Quem protege o agressor agride junto
Proteger o agressor é negar a dor da vítima, além de justificar o injustificável e reforçar o ciclo da violência
Publicado: 28/10/2025 às 11:13
(Freepik)
Em qualquer relação humana existe um momento em que o silêncio se transforma em cumplicidade. Dizer que quem protege o agressor agride junto é reconhecer que toda omissão diante da violência alimenta o próprio mal. A agressão não se sustenta apenas na força de quem a pratica, mas também na passividade de quem a encobre.
Assim, proteger o agressor é negar a dor da vítima, além de justificar o injustificável e reforçar o ciclo da violência. Essa proteção pode vir travestida de medo, conveniência ou lealdade, mas o resultado é sempre o mesmo, ou seja, o agressor se fortalece e a vítima é novamente ferida.
Na psicologia, isso é chamado de aliança com o agressor. Nas famílias aparece no silêncio, nas instituições na impunidade e na sociedade na indiferença. Em todas as formas é a normalização do que destrói.
Portanto, romper o silêncio é um ato de coragem moral. Falar, denunciar e se posicionar não criam conflito, apenas revelam o que já existe. A neutralidade diante da injustiça nunca é neutra, pois sempre favorece o opressor.
Proteger o agressor é trair a justiça e a própria consciência. A paz verdadeira não nasce da omissão, mas da coragem de enfrentar o que fere.
MISOGINIA COMO CRIME EQUIVALENTE AO RACISMO
A Comissão de Constituição e Justiça do Senado aprovou o projeto que criminaliza condutas de ódio ou aversão às mulheres, baseadas na crença da supremacia do gênero masculino. A proposta inclui a misoginia na Lei do Racismo (Lei nº 7.716/1989), equiparando-a às práticas discriminatórias de raça, cor, etnia, religião ou procedência nacional. O texto segue agora para a Câmara dos Deputados.
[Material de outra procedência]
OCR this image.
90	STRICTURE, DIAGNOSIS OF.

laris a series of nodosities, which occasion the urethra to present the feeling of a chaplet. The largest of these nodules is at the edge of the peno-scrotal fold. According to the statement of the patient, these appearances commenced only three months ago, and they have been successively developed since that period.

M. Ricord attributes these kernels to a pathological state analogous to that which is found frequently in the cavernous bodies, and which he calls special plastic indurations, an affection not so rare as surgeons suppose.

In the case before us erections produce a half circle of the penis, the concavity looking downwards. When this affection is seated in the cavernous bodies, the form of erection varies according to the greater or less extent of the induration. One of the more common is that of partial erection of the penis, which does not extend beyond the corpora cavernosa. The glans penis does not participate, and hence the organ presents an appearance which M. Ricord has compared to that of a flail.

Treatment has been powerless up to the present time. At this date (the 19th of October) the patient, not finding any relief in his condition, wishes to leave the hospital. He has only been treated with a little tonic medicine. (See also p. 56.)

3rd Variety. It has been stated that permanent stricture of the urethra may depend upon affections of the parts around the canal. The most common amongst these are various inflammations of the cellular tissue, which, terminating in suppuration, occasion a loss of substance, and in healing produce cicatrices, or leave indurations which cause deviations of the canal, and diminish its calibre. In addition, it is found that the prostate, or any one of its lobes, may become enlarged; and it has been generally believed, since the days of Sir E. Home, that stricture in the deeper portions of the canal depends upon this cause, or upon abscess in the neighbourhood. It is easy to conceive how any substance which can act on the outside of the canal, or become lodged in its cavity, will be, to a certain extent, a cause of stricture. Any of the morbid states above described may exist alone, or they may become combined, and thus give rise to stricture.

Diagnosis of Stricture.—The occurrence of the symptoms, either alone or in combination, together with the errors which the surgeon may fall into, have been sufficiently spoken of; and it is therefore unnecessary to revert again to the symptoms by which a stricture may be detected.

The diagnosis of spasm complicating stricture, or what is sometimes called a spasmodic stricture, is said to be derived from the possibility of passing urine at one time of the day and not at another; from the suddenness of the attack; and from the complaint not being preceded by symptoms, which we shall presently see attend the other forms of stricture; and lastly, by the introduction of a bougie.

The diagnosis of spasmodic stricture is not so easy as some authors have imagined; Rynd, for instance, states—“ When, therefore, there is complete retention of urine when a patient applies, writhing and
A medida representa um marco civilizatório no enfrentamento à violência de gênero. Reconhece que o ódio contra mulheres não é mera opinião, mas uma forma de discriminação que, assim como o racismo, fere o princípio da igualdade e ameaça a dignidade humana.
A misoginia é a base simbólica de inúmeras violências, que começa na desvalorização da mulher, passa pela exclusão e culmina no feminicídio. Criminalizá-la é afirmar que nenhuma crença de superioridade masculina pode servir de abrigo para o desrespeito.
Entretanto, a lei é apenas o início. A verdadeira mudança exige educação, empatia e consciência coletiva. Combater o ódio é também ensinar o respeito e reconstruir a cultura das relações humanas.
DEZ MULHERES ASSASSINADAS POR DIA
O Atlas da Violência 2025 expõe uma ferida aberta: dez mulheres são assassinadas por dia no Brasil. É a confirmação de que a violência de gênero permanece como uma das expressões mais brutais da desigualdade. Por trás de cada número há uma história interrompida, uma voz calada e uma sociedade que ainda não aprendeu a proteger quem mais precisa.
Grande parte dessas mortes ocorre dentro de casa, cometidas por parceiros ou ex-parceiros. Isso mostra que o feminicídio não nasce de um impulso, mas de uma cultura de posse e controle que transforma o amor em domínio. A casa, que deveria ser abrigo, continua sendo o cenário mais perigoso para milhares de mulheres brasileiras.
O estudo também revela que a maioria das vítimas é negra, jovem e moradora das periferias. A cor, o gênero e a classe social se somam, revelando um país onde a vulnerabilidade tem rosto e endereço.
Enquanto o Estado não garantir proteção efetiva e a sociedade continuar relativizando a violência, o ciclo continuará se repetindo. É urgente transformar estatísticas em políticas, medo em denúncia e silêncio em voz.